Preventing Common Ski Injuries
Once again, many are heading north to the slopes and most will return invigorated, tanned, and happy. Some, unfortunately, will return with slings or crutches, pale and unhappy. Here are some common ski injuries and how to avoid.
Well over half of the ski injuries involve the lower extremities, and most of these favor the knee and leg.
Knee sprains are by far the most common injuries. The ligaments along the inside of the knee are injured when a skier catches the inner edge of a ski in the snow and the foot rotates outward as the body continues forward. Stress is then placed on the inner side of the knee, which is forced into a “knock-knee” position as the skier falls. The ligament will be stretched (sprained) if the force is minimal and if the bindings release. Otherwise, the ligament can be completely torn. Another potentially dangerous position is the “snow plow”—where both knees are knocked and the body weight is placed on the inner edge of the ski. A fall will place direct force against the inside of the knee.
Catching the outer edge of the ski may injure the ligament that lies along the outside of the knee. This can occur if the tips of the skis accidentally cross and the skier falls sideways. The leg on the side of the fall will twist inward and will remain straight. Stress is placed on the outer ligaments.
The new shorter, shaped skis place more stress on the knees than the former, longer skis.
Especially stress on the medial collateral ligiment(MCL).
Prevention of these injuries mainly centers around adequate bindings. It has been reported that a high percentage of lower extremity injuries result from a failure of bindings to release. Quality bindings properly mounted and maintained will prevent many knee injuries. Various knee braces can also be worn and, to some extent, can provide protection. A brace with metal sidings and hinges can comfortably be worn under ski pants and allow an acceptable degree of knee mobility.
Another common injury is the tibial fracture—or broken leg. This occurs when the leg is forced against the hard boot top during a fall. The leg can also break when the bindings fail to release and the leg is twisted. This torque can snap the bone. Again, proper bindings are the best insurance against this unfortunate and incapacitating injury.
If inadequate bindings are a cause of knee and leg injuries, faulty pole technique can contribute to upper extremity injuries—specifically the shoulder or thumb.
Shoulder dislocations are very commonly treated at base clinics. The shoulder can dislocate when a backwards force is applied to the outstretched arm and the shoulder is levered forward. Thus, a skier who falls on his outstretched (abducted) arm may sustain this injury. Frequently, however, the arm is levered by a planted pole; as the body continues forward, the arm is forcibly stretched and rotated outward, aggravating the injury and making a dislocation more likely. Slalom racers who grasp too long on their planted poles are especially susceptible to this type of injury.

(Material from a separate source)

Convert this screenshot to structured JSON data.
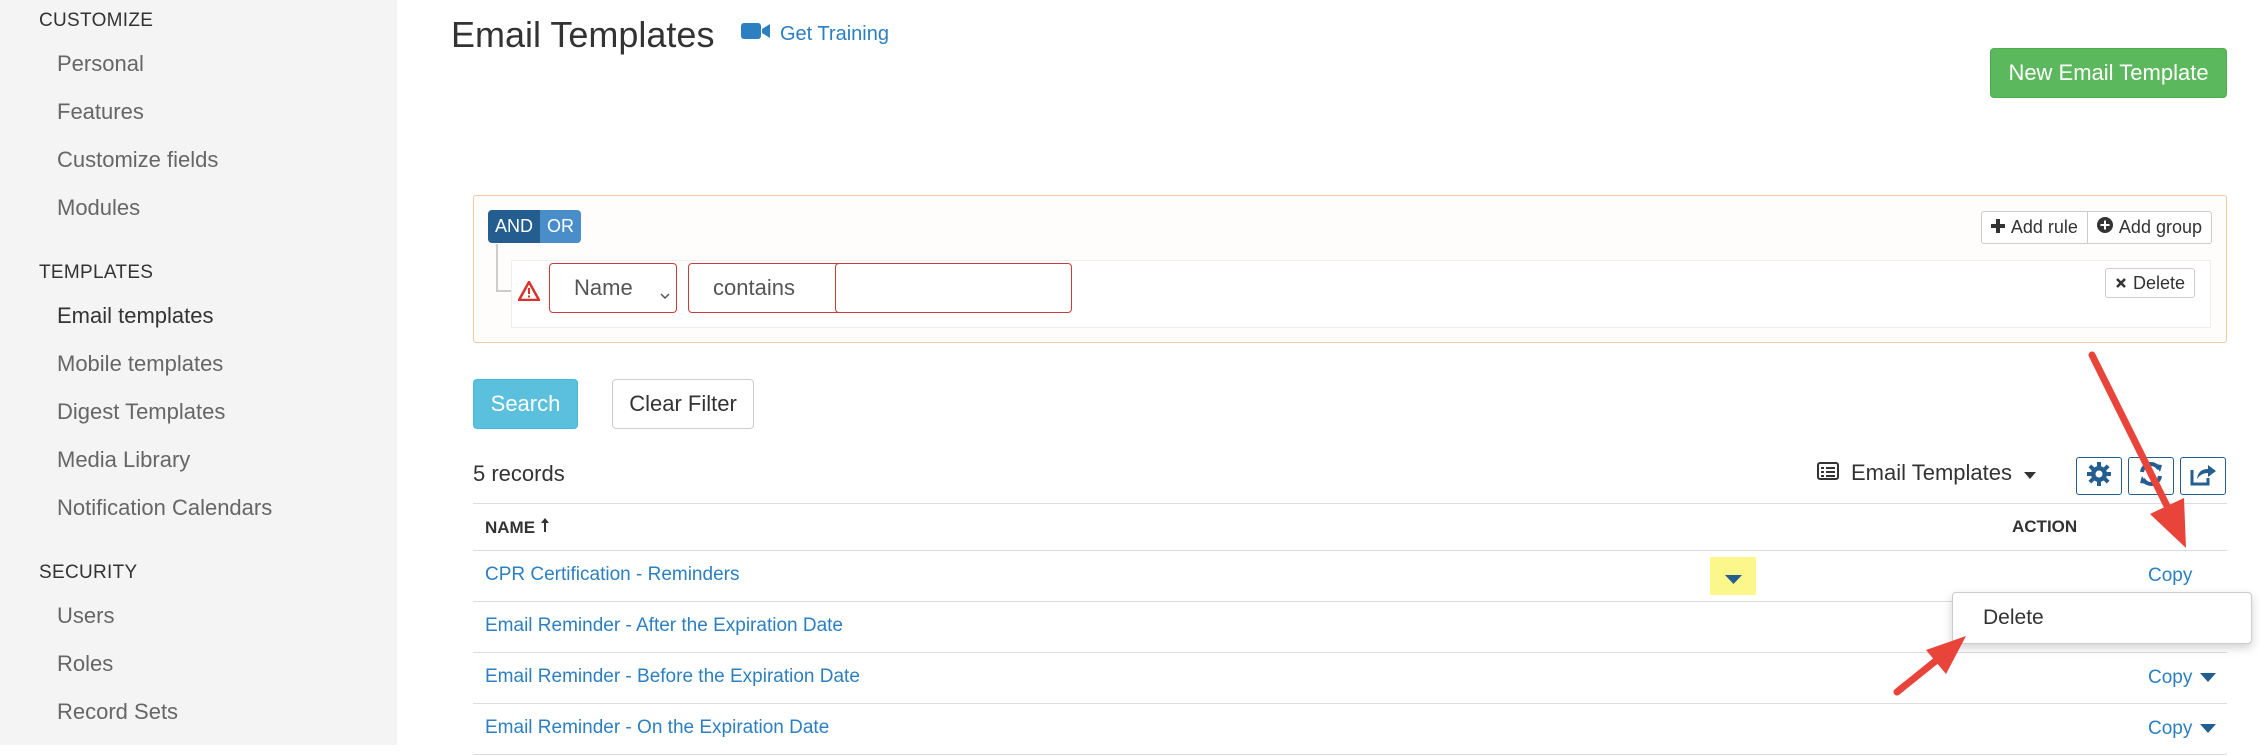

A shoulder dislocation is very painful and requires immediate setting to relocate the joint. Multiple dislocations can eventually produce a damaged, unstable shoulder, and surgery will frequently be required to repair it. One way to avoid this injury is to be aware of the mechanism and try to eliminate excessive pole planting. Poles with strapless hand grips, which release better from the skier’s hand, may also prevent this injury. If a skier has a dislocated shoulder, he or she might consider a brace to check excessive shoulder stretching. These braces are custom made, but they are light, comfortable, and usually don’t interfere with normal skiing. They can be worn inconspicuously under the ski jacket. ( I have personal experience on this matter, as I dislocated my shoulder twice while skiing—once on a bunny trail at Stratton-when I first learned to ski—but again, and less embarrassingly, on a real black diamond trail—Nosedive—at Stowe, a few years later. I successfully skied down Nosedive without falling and ,of course, at the bottom on level terrain, slipped and fell. I had a custom made brace made which I wore thereafter and never again dislocated my shoulder.)
The other notorious injury caused by ski poles is damage to the ligament on the inside of the thumb. Since the pole is grasped between the thumb and the index finger, sudden force along the pole can jam the handle of the pole into the base of the thumb and injure the ligament. This is a serious injury which is treated with a cast and perhaps surgery. Pole straps incorrectly positioned can result in greater risk of this accident. A strap held around the palm just below the base of the thumb can be stretched. The strap should properly lie around the wrist, well away from the thumb. The risk of thumb injuries may also be decreased—although not eliminated—by using poles with a strapless type of hand grip.
Finally, here are five useful tips for prevention of ski injuries:
- Service your bindings at the start of each ski season.
- Stay fit prior to the ski vacation.
- Do warm-up exercises before you go out.
- Quit whenever you feel tired.
- Don’t be a daredevil.
Please note: these articles are for general information. They are not intended to serve as medical advice or treatment for a specific problem. Diagnosis and treatment of a problem can only be accomplished in person by a qualified physician.